I want to define lists using only this type definitions:
data Unit = Unit
data Prod a b = P a b
data Sum a b = L a | R b
newtype Mu f = Mu (forall a . (f a -> a) -> a)
I succeeded defining natural numbers as follows:
zeroMu = Mu $ \f -> f $ L Unit
succMu (Mu g) = Mu $ \f -> f $ R $ g f
I know how to define lists with the help of an extra data type:
data ListF a x = NilF | ConsF a x
nilMu' = Mu $ \f -> f $ NilF
consMu' x (Mu g) = Mu $ \f -> f $ ConsF x $ g f
The 'better' I can get is this, but it does not type-checks (intended type is µL.(1+(a*L))):
nilMu = Mu $ \f -> f $ L Unit
consMu x (Mu g) = Mu $ \f -> f $ R $ P x $ g f
How can I define nilMu and consMu using only previously defined types and their constructors?
Edit
As @chi answer explains, it can be done defining a newtype as follows:
newtype F a x = F (Sum Unit (Prod a x))
nilMu = Mu $ \f -> f $ F $ L Unit
consMu x (Mu g) = Mu $ \f -> f $ F $ R $ P x $ g f
It type-checks, but requires to define a new type.
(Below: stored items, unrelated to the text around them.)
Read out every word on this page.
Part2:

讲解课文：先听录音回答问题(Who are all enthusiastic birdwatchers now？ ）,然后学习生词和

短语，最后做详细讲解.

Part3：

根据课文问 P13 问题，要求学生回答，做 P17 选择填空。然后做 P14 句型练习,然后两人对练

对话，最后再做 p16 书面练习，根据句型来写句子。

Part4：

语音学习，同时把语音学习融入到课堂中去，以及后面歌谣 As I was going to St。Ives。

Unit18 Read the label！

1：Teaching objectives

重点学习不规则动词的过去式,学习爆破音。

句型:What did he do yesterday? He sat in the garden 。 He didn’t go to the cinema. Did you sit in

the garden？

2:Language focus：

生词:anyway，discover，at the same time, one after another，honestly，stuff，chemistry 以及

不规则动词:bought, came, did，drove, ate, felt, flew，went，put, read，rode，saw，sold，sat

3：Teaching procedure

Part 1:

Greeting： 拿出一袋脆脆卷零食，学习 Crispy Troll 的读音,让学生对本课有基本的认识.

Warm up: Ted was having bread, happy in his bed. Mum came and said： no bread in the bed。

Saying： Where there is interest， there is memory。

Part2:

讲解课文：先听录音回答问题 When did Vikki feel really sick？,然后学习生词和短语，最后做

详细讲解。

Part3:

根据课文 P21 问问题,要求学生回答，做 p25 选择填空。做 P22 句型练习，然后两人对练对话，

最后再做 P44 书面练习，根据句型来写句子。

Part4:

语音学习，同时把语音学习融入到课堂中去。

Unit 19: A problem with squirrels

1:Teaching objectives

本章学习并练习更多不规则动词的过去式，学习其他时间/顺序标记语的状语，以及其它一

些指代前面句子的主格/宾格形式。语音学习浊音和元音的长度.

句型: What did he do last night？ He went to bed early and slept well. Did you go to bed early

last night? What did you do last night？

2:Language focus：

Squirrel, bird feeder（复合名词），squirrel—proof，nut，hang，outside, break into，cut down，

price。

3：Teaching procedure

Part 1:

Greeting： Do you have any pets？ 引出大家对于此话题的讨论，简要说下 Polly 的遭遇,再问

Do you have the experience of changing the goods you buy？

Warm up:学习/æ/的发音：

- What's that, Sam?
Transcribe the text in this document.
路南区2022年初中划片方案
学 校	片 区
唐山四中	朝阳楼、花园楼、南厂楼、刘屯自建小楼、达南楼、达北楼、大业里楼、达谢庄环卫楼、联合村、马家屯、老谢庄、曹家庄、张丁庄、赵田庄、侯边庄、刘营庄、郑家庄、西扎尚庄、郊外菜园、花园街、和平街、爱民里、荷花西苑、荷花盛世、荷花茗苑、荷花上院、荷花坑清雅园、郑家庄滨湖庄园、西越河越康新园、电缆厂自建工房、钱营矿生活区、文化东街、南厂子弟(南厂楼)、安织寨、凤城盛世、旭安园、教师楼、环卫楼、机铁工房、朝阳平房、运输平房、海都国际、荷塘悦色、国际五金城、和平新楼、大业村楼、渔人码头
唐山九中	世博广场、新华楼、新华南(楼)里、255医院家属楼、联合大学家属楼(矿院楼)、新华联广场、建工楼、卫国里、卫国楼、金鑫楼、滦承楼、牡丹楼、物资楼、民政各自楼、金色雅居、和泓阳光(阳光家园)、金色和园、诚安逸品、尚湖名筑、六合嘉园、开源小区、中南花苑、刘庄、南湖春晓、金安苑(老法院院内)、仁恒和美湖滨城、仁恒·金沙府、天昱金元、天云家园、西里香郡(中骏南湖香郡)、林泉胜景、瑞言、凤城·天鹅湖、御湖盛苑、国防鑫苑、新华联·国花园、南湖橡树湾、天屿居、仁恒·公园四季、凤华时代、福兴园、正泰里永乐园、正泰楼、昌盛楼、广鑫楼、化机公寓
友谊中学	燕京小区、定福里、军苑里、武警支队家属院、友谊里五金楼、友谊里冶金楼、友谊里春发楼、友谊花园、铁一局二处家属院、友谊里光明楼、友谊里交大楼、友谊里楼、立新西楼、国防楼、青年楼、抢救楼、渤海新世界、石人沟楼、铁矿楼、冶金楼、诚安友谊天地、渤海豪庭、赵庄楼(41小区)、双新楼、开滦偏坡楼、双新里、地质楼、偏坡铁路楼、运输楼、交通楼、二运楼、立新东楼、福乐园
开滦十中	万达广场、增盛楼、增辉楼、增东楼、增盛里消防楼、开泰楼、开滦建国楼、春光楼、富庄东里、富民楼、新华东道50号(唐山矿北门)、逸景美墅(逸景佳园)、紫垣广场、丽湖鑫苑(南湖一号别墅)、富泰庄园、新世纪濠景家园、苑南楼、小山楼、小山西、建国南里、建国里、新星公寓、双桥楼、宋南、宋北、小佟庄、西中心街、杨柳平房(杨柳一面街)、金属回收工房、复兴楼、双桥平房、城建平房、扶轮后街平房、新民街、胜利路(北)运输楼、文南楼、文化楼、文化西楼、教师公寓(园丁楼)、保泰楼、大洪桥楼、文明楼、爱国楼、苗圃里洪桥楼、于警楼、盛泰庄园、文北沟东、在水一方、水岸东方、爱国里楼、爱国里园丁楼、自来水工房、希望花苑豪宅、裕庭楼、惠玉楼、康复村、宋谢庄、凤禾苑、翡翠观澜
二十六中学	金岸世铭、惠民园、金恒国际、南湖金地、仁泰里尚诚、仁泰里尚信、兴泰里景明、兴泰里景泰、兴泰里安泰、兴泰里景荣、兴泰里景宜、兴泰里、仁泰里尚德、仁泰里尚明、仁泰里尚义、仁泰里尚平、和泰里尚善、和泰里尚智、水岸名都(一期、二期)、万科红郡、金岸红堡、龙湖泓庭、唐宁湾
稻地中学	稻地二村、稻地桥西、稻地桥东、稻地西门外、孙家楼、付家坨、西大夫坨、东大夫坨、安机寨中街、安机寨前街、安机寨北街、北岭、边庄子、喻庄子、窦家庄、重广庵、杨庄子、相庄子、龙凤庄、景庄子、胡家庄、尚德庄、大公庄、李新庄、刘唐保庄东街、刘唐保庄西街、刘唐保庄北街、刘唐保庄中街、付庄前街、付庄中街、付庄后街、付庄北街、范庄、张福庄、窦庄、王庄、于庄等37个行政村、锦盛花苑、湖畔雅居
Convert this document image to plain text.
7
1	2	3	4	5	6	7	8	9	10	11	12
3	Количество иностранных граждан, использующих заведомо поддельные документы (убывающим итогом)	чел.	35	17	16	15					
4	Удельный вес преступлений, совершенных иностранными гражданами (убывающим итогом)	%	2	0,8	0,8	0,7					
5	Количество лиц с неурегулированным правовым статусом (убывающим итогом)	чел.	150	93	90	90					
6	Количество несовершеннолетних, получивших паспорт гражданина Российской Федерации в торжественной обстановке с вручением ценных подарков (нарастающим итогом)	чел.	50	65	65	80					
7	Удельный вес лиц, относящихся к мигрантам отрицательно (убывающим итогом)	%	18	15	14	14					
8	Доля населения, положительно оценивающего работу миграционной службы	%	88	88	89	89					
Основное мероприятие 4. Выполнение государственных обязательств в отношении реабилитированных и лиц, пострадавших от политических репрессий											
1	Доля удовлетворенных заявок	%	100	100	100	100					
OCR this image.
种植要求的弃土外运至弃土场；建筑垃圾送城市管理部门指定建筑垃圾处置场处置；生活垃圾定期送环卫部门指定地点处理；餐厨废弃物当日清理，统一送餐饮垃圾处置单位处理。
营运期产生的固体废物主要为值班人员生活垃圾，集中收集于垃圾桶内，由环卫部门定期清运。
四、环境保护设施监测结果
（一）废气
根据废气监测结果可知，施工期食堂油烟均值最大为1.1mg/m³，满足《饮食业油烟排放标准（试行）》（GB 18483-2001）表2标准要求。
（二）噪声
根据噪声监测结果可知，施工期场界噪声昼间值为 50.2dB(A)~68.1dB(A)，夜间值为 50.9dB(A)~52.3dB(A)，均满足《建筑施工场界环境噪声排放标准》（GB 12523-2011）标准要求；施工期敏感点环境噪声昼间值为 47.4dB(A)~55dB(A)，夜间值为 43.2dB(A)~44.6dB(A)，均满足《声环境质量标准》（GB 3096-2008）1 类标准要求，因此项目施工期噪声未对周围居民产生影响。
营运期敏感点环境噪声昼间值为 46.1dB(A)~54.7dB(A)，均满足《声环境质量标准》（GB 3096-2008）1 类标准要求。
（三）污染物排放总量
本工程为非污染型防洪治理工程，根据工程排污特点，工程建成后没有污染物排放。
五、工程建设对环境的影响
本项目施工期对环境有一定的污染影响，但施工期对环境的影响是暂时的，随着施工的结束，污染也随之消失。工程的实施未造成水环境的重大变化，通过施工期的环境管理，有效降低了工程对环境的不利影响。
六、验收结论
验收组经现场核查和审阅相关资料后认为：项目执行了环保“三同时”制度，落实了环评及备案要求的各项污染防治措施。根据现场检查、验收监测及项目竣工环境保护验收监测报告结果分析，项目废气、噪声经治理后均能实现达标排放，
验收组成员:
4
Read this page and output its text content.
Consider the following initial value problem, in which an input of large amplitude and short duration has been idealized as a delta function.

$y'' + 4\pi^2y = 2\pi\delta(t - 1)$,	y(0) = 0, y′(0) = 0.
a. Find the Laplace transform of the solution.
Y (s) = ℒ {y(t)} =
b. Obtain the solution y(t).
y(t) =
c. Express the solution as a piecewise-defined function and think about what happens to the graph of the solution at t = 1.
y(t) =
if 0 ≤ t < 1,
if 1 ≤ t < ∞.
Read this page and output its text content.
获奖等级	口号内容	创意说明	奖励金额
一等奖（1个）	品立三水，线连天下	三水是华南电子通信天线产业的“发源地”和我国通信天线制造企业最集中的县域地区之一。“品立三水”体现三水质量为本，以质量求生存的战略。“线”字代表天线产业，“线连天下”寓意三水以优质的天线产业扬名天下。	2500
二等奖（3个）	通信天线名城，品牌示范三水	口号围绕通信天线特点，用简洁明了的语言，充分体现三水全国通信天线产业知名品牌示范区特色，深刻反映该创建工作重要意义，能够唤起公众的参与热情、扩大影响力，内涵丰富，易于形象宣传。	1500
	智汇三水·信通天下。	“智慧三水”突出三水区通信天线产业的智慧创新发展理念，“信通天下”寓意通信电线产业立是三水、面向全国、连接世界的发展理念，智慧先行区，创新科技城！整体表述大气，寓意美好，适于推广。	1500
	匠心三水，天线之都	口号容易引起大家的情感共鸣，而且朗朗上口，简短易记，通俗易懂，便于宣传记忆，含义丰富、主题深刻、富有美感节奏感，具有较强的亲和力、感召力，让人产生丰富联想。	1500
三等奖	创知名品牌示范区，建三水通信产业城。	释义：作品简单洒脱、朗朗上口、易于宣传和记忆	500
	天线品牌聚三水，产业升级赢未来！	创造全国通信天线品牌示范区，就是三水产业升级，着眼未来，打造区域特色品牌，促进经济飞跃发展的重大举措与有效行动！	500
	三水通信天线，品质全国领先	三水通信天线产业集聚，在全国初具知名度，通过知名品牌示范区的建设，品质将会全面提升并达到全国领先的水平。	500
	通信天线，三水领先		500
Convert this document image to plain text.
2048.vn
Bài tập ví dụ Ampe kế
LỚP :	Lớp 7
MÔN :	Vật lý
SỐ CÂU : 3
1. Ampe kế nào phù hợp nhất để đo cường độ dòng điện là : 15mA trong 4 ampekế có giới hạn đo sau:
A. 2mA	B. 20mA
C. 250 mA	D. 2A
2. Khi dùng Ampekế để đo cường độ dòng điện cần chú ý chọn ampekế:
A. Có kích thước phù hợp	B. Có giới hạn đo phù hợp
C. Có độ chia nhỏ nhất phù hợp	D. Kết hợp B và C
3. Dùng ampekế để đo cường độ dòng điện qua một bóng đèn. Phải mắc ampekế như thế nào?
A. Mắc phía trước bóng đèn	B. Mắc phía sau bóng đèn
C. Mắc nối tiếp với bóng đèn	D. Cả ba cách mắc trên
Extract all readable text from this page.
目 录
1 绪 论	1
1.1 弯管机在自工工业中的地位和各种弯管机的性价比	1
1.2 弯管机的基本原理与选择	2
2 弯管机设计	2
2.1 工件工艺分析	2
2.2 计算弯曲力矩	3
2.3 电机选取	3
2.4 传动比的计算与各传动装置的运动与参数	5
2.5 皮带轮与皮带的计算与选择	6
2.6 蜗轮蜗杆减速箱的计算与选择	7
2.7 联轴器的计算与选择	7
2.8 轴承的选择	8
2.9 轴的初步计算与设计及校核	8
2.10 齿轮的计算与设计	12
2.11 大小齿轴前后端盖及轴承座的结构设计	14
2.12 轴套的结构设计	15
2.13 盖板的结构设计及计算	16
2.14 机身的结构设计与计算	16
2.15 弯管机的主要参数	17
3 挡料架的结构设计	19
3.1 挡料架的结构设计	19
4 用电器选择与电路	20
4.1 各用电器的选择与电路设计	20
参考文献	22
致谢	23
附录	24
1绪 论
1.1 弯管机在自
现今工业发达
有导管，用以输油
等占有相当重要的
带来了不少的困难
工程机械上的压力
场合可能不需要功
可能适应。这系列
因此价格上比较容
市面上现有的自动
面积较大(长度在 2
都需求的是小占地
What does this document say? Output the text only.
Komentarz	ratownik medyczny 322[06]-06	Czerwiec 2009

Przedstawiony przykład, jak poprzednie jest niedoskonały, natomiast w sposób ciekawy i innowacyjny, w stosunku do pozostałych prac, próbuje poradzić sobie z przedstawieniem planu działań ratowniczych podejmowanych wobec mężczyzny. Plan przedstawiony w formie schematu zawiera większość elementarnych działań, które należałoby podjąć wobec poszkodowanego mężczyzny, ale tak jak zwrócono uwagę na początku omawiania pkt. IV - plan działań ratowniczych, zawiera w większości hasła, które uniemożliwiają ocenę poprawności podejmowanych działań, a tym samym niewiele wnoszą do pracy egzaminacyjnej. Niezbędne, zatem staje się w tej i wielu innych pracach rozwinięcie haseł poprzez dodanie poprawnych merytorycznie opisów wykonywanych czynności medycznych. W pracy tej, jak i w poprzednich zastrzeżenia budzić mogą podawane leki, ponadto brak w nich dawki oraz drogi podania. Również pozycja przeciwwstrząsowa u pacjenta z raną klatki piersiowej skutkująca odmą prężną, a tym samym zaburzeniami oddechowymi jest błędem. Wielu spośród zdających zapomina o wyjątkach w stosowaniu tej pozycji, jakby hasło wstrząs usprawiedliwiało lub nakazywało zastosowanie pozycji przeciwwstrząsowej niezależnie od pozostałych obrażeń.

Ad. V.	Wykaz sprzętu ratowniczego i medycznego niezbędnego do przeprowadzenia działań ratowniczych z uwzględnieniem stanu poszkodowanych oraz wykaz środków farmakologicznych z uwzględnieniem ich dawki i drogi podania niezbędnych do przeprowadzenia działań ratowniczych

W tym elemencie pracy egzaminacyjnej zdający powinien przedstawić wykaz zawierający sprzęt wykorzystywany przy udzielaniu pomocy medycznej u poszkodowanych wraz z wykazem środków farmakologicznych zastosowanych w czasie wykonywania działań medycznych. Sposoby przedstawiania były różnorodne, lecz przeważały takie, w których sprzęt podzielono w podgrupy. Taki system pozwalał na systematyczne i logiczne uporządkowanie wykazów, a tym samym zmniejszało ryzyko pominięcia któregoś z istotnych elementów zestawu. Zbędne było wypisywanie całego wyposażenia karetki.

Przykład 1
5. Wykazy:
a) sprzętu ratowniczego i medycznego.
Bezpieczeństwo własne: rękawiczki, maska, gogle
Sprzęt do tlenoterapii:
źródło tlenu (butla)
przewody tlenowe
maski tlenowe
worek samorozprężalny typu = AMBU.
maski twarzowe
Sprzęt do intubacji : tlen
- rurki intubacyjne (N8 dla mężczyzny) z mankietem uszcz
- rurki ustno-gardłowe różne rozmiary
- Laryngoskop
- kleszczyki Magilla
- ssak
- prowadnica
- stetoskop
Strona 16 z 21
The intend of this question is to extend a simply typed combinatory logic with unit, product, sum, and recursive types. First three types are straightforward to implement introducing 7 new combinators (unit, pair, first, second, left, right, case). Recursive types seems easy to implement too, just add a type constructor combinator mu, but as this questoins shows is not flexible enough without additional language constructs.
Is there a solution to this problem? Are there combinatory logics with recursive types to consult?
You can not do it without an additional data or newtype, in Haskell.
To do it, one would need to write
nilMu :: Mu (\l -> S (P a l) ())
consMu :: a -> Mu (\l -> S (P a l) ()) -> Mu (\l -> S (P a l) ())
but Haskell does not allow type-level functions in this way. Mu can only be applied to a type constructor of kind * -> *, not a type-level function of the same kind.
nilMu :: Mu (F a)
consMu :: a -> Mu (F a) -> Mu (F a)
where F a is defined as an additional type
newtype F a x = F (S (P a x) ())
For the reason why Haskell does not allow type level functions, consider
assuming foo :: f a -> f Char
infer foo True :: ???
One might argue that in foo True, True is a Bool, so we can infer f = \t->t and a = Bool. The result is foo True :: (\t->t) Char = Char.
One might also argue that we can infer f = \t->Bool and a = String, and that the result is foo True :: (\t->Bool) Char = Bool
In general, we do not like that. We want type inference to proceed by pattern matching f and a against the actual type. For that, we want both f and a to have a correspondent "obvious" name in the actual type.
For what it is worth, you can do this in dependently type languages, such as Coq, Agda, Idris, etc. There, type inference will not work on code like foo True above, since f can not be inferred. Worse, in these languages, if bar :: f a -> ... and we call bar [True], then f could fail to be inferred to [] because this is not the only solution (they do have good heuristics, though, which often work anyway, even if the general problem is undecidable).